CNN News:加州通过新法案 大学生运动员能否领薪水再惹争议
Today's show starts with a debate — should America's college athletes get paid? This has been a controversy for a while. What's new this time around is that the state of California has just passed a law called the Fair Pay to Play Act. It would allow college athletes to sign endorsement deals and earn money from their names or images. The law doesn't take effect until 2023, which allows time for legal challenges to play out. And it goes directly against rules set by the National Collegiate Athletic Association. The NCAA oversees student athletes from across the country. It also organizes athletic programs for American and Canadian college. And the NCAA brings in roughly $1 billion per year in revenue. But it's a not for profit organization.

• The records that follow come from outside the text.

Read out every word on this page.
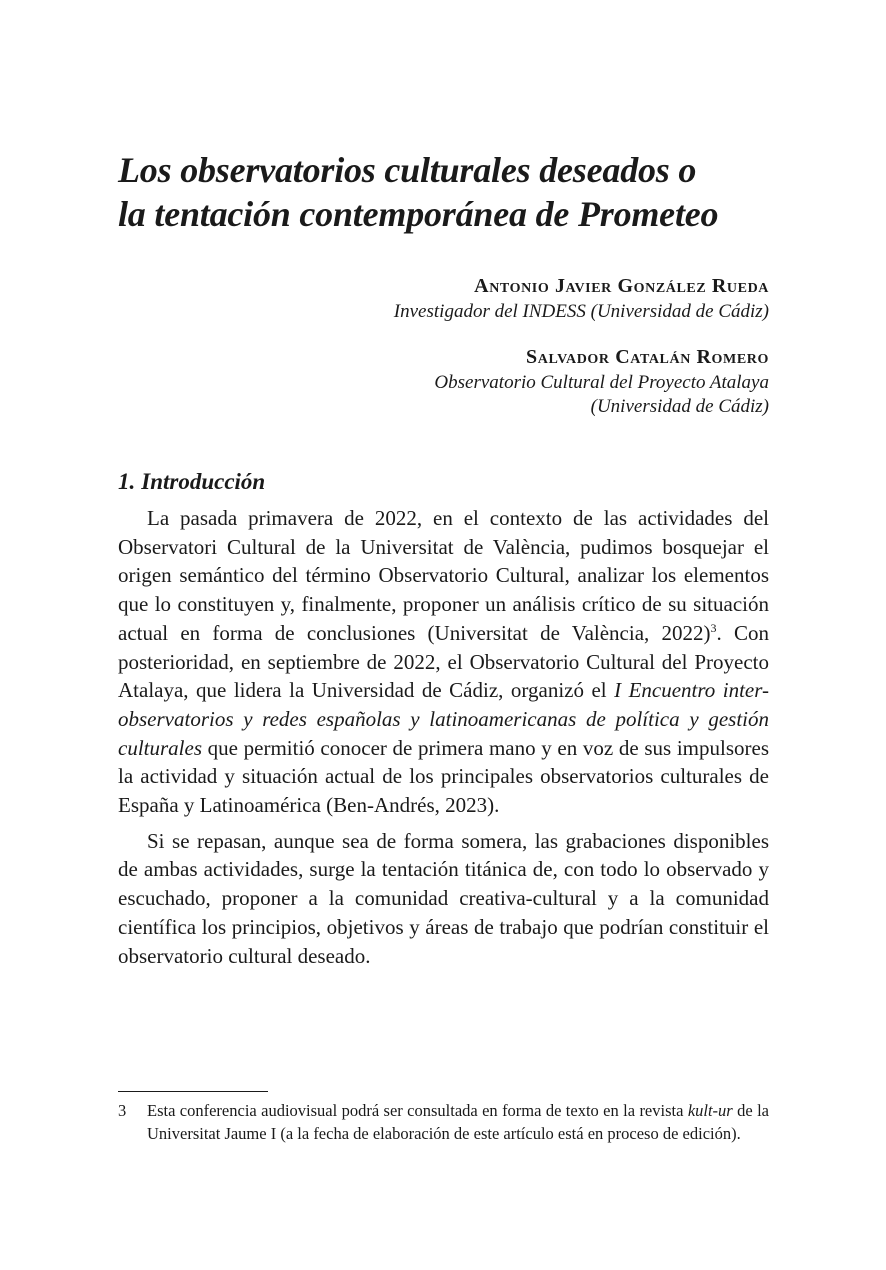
Los observatorios culturales deseados o
la tentación contemporánea de Prometeo
Antonio Javier González Rueda
Investigador del INDESS (Universidad de Cádiz)
Salvador Catalán Romero
Observatorio Cultural del Proyecto Atalaya
(Universidad de Cádiz)
1. Introducción

La pasada primavera de 2022, en el contexto de las actividades del Observatori Cultural de la Universitat de València, pudimos bosquejar el origen semántico del término Observatorio Cultural, analizar los elementos que lo constituyen y, finalmente, proponer un análisis crítico de su situación actual en forma de conclusiones (Universitat de València, 2022)$^3$. Con posterioridad, en septiembre de 2022, el Observatorio Cultural del Proyecto Atalaya, que lidera la Universidad de Cádiz, organizó el I Encuentro inter-observatorios y redes españolas y latinoamericanas de política y gestión culturales que permitió conocer de primera mano y en voz de sus impulsores la actividad y situación actual de los principales observatorios culturales de España y Latinoamérica (Ben-Andrés, 2023).

Si se repasan, aunque sea de forma somera, las grabaciones disponibles de ambas actividades, surge la tentación titánica de, con todo lo observado y escuchado, proponer a la comunidad creativa-cultural y a la comunidad científica los principios, objetivos y áreas de trabajo que podrían constituir el observatorio cultural deseado.

3 Esta conferencia audiovisual podrá ser consultada en forma de texto en la revista kult-ur de la Universitat Jaume I (a la fecha de elaboración de este artículo está en proceso de edición).
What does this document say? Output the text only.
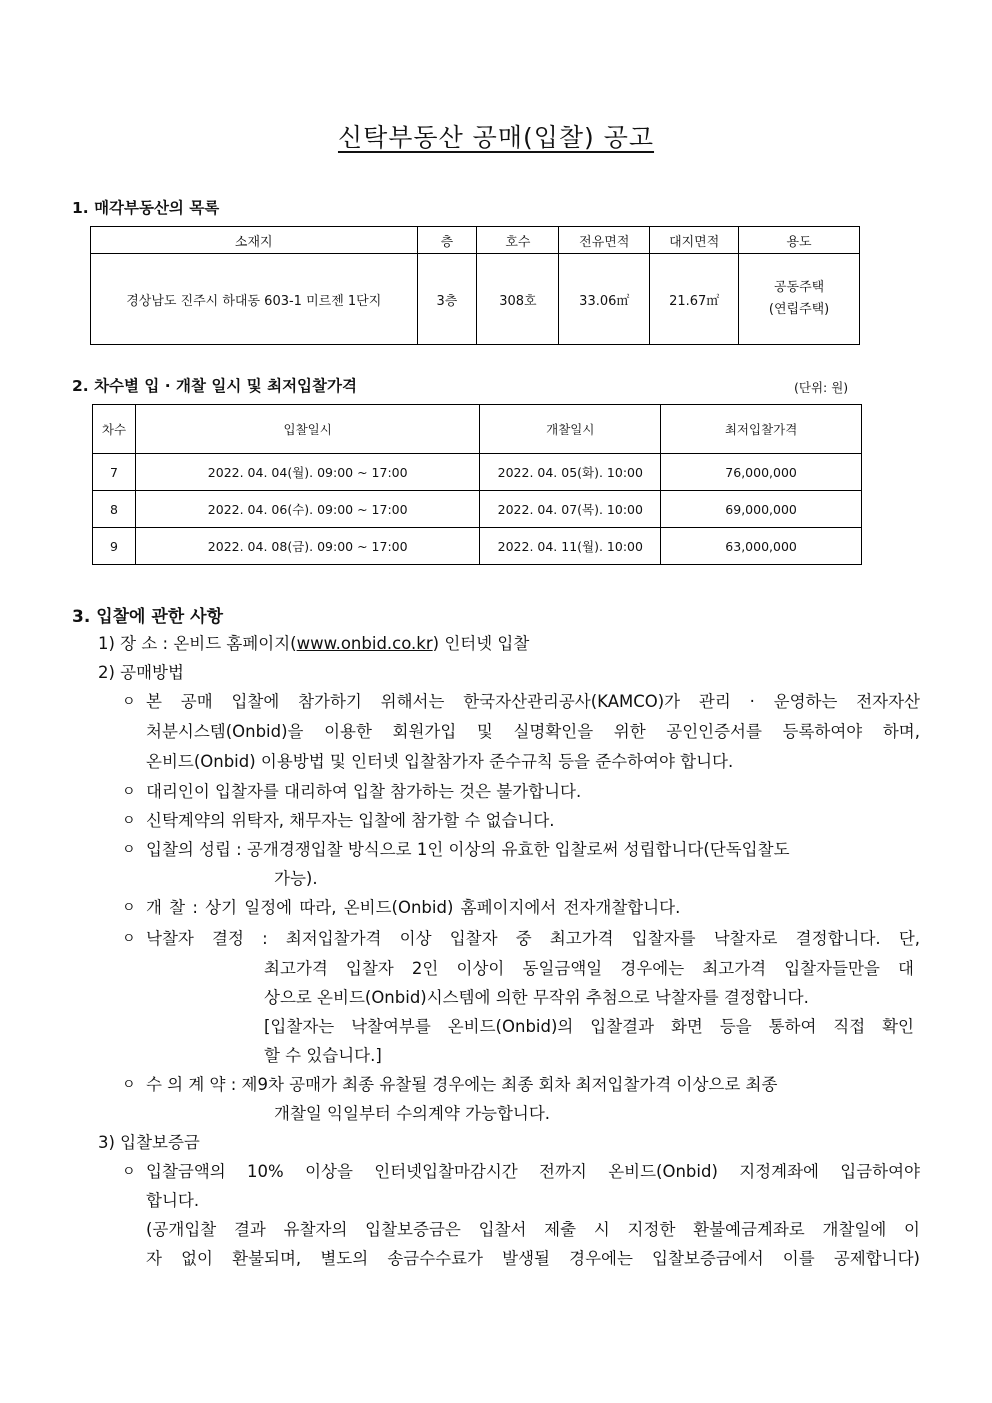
신탁부동산 공매(입찰) 공고
1. 매각부동산의 목록
소재지	층	호수	전유면적	대지면적	용도
경상남도 진주시 하대동 603-1 미르젠 1단지	3층	308호	33.06㎡	21.67㎡	공동주택
(연립주택)
2. 차수별 입 · 개찰 일시 및 최저입찰가격	(단위: 원)
차수	입찰일시	개찰일시	최저입찰가격
7	2022. 04. 04(월). 09:00 ~ 17:00	2022. 04. 05(화). 10:00	76,000,000
8	2022. 04. 06(수). 09:00 ~ 17:00	2022. 04. 07(목). 10:00	69,000,000
9	2022. 04. 08(금). 09:00 ~ 17:00	2022. 04. 11(월). 10:00	63,000,000
3. 입찰에 관한 사항
1) 장 소 : 온비드 홈페이지(www.onbid.co.kr) 인터넷 입찰
2) 공매방법
ㅇ 본 공매 입찰에 참가하기 위해서는 한국자산관리공사(KAMCO)가 관리 · 운영하는 전자자산
처분시스템(Onbid)을 이용한 회원가입 및 실명확인을 위한 공인인증서를 등록하여야 하며,
온비드(Onbid) 이용방법 및 인터넷 입찰참가자 준수규칙 등을 준수하여야 합니다.
ㅇ 대리인이 입찰자를 대리하여 입찰 참가하는 것은 불가합니다.
ㅇ 신탁계약의 위탁자, 채무자는 입찰에 참가할 수 없습니다.
ㅇ 입찰의 성립 : 공개경쟁입찰 방식으로 1인 이상의 유효한 입찰로써 성립합니다(단독입찰도
가능).
ㅇ 개 찰 : 상기 일정에 따라, 온비드(Onbid) 홈페이지에서 전자개찰합니다.
ㅇ 낙찰자 결정 : 최저입찰가격 이상 입찰자 중 최고가격 입찰자를 낙찰자로 결정합니다. 단,
최고가격 입찰자 2인 이상이 동일금액일 경우에는 최고가격 입찰자들만을 대
상으로 온비드(Onbid)시스템에 의한 무작위 추첨으로 낙찰자를 결정합니다.
[입찰자는 낙찰여부를 온비드(Onbid)의 입찰결과 화면 등을 통하여 직접 확인
할 수 있습니다.]
ㅇ 수 의 계 약 : 제9차 공매가 최종 유찰될 경우에는 최종 회차 최저입찰가격 이상으로 최종
개찰일 익일부터 수의계약 가능합니다.
3) 입찰보증금
ㅇ 입찰금액의 10% 이상을 인터넷입찰마감시간 전까지 온비드(Onbid) 지정계좌에 입금하여야
합니다.
(공개입찰 결과 유찰자의 입찰보증금은 입찰서 제출 시 지정한 환불예금계좌로 개찰일에 이
자 없이 환불되며, 별도의 송금수수료가 발생될 경우에는 입찰보증금에서 이를 공제합니다)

It says it gives 96 percent of the money it takes in back to schools. Still, the schools themselves profit from sports and the NCAA doesn't allow college players to sell autographs or make money off their You Tube channels. California's new law would change that. The state says that scholarships or free college attendance, which many top athletes receive, doesn't count as pay. But the NCAA says that if California allows athletes to profit and other states don't, it will remove equality in college sports and give California an unfair advantage in recruiting players from across America. Critics also say the law will blur the line between pro-sports which pay and amateur sports which don't. California's governor says the only college students who can't profit off their own images are athletes.